After years of much hoopla and fanfare, we’ve finally had a glimpse of what could be the first 5G smartphone. At Qualcomm’s annual Snapdragon Summit, Samsung showed off its 5G concept phone in a heavily controlled demo, and it could very well be next year’s Galaxy S10. Here’s what it’s like.
5G has a lot of caveats
Before we start, what exactly does a 5G smartphone entail? It’s the next step after 4G LTE, so you’re going to get gigabit download speeds on your smartphone, and that will change everything. It doesn’t just mean your phone will be able to download 4K movies incredibly fast, but it means a whole new wave of connected cars, appliances, and devices talking to each other thanks to the super low latency 5G brings. It has the potential to dramatically change industries. There are a lot of caveats, though. 5G won’t be blanketed coverage across the U.S. like 4G LTE. Instead it will utilize smaller cell sites, and at first that will mean mere pockets in select cities will be the only place you can get 5G connectivity. You will fall back to 4G LTE quite often. 5G can also be easily blocked, and may not work indoors, so carriers will need separate solutions for the network to work everywhere you go. It’s going to take quite a few years for 5G to just work everywhere.
The phone streamed 4K movies from Netflix, without a single stutter.
Onto our demo with Samsung, you should know there were a number of conditions we were told before we saw the device. Samsung’s 5G phone was connected to Verizon’s test 5G network in Hawaii, and we were able to watch it stream 4K video from the web and display it on a 4K TV. Samsung told us we couldn’t touch the phone because it was positioned in such a specific way to connect well to the 5G network. We couldn’t even walk behind the phone, as we could have caused an interference. These are a few caveats of 5G we mentioned previously, but ideally when the network is in place you won’t be seeing a lot of these issues.

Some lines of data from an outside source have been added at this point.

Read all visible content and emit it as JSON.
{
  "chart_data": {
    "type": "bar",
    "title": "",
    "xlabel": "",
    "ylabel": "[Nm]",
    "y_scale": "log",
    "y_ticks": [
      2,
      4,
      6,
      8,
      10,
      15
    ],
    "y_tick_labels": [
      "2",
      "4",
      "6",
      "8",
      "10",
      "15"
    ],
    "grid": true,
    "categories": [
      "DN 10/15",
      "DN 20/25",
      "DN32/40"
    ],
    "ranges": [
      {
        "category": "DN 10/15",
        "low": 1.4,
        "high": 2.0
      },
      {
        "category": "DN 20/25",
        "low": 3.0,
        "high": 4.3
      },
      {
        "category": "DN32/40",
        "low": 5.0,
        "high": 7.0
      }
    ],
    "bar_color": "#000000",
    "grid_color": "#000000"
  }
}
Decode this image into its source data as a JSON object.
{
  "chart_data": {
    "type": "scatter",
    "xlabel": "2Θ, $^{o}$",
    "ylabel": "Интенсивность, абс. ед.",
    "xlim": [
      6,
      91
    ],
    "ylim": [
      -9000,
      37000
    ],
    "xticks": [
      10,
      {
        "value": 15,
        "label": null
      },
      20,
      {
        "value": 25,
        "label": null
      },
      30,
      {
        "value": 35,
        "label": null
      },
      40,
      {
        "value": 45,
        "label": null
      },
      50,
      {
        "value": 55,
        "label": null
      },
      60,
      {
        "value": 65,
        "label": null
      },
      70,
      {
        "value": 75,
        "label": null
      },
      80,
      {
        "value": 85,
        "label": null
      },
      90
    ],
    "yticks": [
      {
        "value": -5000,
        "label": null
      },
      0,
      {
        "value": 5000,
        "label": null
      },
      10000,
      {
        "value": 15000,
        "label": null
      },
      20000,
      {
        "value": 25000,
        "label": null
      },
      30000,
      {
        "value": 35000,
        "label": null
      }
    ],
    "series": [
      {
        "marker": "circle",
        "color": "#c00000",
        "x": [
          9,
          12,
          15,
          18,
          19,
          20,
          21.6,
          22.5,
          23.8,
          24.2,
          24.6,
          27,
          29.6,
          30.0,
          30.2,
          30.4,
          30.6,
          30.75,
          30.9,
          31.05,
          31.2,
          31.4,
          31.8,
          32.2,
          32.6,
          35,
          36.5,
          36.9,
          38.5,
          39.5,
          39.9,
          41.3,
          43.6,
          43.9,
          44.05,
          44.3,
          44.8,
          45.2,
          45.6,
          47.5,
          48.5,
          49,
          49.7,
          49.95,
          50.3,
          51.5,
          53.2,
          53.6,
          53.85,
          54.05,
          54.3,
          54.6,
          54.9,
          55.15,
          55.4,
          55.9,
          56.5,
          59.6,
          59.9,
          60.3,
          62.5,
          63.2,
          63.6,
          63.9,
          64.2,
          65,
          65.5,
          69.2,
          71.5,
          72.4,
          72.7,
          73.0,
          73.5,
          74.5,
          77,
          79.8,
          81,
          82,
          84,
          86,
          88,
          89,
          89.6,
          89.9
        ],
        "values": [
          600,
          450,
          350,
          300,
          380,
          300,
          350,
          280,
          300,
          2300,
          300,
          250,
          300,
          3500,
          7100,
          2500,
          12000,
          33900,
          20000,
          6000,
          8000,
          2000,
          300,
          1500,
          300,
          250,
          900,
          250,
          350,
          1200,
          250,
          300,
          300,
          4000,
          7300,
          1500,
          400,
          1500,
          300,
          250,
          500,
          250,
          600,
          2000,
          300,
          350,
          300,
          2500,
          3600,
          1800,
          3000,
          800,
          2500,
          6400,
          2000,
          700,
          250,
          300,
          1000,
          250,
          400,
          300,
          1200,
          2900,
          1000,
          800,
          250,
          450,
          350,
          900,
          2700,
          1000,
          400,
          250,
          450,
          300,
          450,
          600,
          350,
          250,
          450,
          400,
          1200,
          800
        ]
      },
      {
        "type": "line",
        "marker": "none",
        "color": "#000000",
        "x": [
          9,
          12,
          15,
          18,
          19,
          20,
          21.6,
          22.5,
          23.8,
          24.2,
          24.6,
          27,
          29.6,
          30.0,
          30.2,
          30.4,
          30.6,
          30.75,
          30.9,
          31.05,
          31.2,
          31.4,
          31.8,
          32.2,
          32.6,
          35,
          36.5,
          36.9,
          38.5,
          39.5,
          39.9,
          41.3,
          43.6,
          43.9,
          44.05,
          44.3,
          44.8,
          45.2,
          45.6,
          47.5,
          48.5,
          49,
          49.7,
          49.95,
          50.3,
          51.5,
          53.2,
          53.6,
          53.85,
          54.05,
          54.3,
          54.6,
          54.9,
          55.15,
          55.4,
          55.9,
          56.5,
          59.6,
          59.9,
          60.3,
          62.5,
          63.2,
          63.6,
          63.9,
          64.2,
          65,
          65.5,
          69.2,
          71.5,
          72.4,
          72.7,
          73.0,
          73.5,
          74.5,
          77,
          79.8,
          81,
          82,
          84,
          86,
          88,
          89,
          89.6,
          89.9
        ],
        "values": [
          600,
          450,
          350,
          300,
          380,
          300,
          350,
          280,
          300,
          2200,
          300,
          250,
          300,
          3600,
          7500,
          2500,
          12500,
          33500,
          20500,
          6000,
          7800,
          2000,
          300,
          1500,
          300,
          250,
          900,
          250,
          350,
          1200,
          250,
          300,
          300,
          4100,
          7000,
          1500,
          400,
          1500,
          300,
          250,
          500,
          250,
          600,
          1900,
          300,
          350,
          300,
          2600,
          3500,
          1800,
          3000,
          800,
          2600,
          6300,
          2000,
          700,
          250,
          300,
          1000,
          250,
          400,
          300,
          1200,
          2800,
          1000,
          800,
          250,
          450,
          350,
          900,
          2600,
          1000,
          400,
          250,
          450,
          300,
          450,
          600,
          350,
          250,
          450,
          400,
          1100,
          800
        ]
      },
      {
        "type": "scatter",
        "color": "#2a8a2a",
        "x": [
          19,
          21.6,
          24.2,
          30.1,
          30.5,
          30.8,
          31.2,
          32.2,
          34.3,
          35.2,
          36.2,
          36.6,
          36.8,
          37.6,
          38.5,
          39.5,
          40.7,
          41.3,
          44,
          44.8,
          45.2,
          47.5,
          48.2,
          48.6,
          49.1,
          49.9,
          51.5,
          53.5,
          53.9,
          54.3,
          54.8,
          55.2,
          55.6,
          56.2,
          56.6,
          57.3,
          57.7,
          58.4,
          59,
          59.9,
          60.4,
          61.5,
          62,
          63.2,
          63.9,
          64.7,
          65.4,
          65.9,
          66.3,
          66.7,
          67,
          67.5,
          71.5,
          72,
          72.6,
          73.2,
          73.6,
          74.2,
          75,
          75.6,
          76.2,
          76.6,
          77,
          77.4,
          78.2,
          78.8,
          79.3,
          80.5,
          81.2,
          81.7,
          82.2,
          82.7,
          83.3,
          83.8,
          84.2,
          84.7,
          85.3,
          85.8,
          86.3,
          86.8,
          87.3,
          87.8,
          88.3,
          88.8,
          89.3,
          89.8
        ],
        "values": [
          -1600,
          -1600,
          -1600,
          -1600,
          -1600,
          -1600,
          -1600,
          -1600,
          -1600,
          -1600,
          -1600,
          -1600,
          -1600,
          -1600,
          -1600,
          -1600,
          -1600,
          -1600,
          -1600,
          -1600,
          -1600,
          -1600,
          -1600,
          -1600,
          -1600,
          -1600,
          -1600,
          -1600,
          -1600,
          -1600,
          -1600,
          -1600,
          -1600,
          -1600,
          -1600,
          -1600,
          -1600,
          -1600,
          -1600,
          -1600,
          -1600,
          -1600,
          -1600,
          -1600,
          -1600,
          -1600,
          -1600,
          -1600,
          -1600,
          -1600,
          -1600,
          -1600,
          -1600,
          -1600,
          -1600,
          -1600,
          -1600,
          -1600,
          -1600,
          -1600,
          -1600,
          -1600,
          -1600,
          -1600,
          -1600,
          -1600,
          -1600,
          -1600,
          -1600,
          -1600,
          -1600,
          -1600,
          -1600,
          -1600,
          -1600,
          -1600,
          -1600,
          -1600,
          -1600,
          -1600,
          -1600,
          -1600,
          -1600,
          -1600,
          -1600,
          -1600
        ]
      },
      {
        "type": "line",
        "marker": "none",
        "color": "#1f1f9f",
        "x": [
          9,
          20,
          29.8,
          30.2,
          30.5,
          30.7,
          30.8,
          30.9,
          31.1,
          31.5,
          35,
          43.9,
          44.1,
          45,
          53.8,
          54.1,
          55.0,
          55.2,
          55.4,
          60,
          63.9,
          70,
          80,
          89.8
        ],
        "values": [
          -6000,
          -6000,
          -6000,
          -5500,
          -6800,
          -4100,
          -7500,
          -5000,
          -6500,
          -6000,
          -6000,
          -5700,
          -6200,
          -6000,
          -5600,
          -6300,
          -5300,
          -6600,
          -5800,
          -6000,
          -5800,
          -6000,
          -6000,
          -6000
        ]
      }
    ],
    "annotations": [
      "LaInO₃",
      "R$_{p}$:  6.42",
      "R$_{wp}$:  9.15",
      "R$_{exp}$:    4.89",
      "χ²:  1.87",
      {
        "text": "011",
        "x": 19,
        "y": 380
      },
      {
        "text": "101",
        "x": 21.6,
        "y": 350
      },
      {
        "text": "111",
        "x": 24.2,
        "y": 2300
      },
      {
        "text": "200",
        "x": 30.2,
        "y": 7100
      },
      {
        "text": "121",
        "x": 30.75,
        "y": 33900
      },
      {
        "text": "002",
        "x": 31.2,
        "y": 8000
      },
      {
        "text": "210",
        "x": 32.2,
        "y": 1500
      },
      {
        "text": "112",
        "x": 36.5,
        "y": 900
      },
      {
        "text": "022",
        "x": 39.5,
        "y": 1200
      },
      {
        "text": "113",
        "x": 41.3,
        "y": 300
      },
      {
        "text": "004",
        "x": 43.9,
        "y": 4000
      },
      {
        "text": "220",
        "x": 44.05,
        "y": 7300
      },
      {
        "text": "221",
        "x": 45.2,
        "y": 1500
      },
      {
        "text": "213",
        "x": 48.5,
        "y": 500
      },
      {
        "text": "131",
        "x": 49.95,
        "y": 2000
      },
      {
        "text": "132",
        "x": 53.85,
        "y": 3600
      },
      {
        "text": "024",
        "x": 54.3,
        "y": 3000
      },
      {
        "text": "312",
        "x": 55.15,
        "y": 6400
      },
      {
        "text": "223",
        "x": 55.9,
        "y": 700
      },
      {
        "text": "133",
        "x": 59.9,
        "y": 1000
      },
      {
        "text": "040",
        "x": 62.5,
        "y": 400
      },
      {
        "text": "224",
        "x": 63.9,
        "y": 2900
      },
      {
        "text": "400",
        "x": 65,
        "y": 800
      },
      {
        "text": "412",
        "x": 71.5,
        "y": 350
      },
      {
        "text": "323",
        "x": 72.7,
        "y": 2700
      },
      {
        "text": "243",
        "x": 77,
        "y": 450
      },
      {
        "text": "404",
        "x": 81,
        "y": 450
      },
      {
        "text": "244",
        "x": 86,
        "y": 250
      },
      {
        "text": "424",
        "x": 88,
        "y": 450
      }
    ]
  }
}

Samsung was quick to note this is not final hardware. Regardless, the phone looks sleek, though it surprisingly came with a notch — a design Samsung so far has strongly opposed. But this is no ordinary notch. It was located on the right-hand corner of the phone, not in the usual top center of the display. We don’t think this notch will end up on the final design of the phone — Samsung’s likely just hiding the Infinity-O display, where a floating camera sits surrounded by the screen (kind of like a hole-punch in a piece of paper). There’s a dual-sensor camera on the back, though we weren’t able to get a photo of it, as well as a headphone jack. Under the hood, the phone features the newly-unveiled Qualcomm Snapdragon 855 chipset.
So what was the demo? The phone streamed 4K movies from Netflix, without a single stutter, and it was able to output the video to a connected 4K TV. It’s impressive, because streaming 4K content on a cellular connection today isn’t the smoothest experience. But sadly, that’s more or less the extent of what we were able to see, which is a little disappointing. It does raise a few questions, though. Considering carriers currently limit cellular video streaming to 480 or 720p, will 5G mean we won’t see these kinds of limits? Or does it just mean 5G will cost far more than current data plans? Carriers aren’t sharing details on this yet, so we’ll have to wait and see.
A 1GB file took around 19 seconds to download, which equates to a data speed of around 0.42Gbps
The phone didn’t seem particularly thick, which is surprising. We weren’t able to hold it, but we were expecting the inclusion of 5G tech to mean a thicker phone. We’ll have to wait and see exactly whether size has changed when Samsung launches this phone next year. Other details about are completely unknown. We have no clue what the other specifications are or how big the battery is (5G is reportedly expected to be a battery hog).
Samsung’s 5G demo wasn’t the only phone on show at the event. Motorola showed off the upcoming 5G Moto Mod for the Moto Z3 smartphone (available now), and like the Samsung phone, it couldn’t be moved for network connectivity reasons. This demo also had strict conditions. A Motorola-built app downloaded files of difference sizes. A 1GB file took around 19 seconds to download, which equates to a data speed of around 0.42Gbps — far less than that promised 1Gbps+ speeds we’re hoping to get when 5G fully launches. It’s still incredibly fast, especially considering today’s download speeds, but it’s just not as surprising.
5G is exciting, but as we’ve seen in Hawaii, there are a ton of caveats and unanswered questions. Samsung said it’s launching a 5G-enabled phone in the first half of 2019 in partnership with AT&T, Sprint, and Verizon, so we won’t have to wait too long to see all of this in action in the real world — that is, if you have 5G network support near you.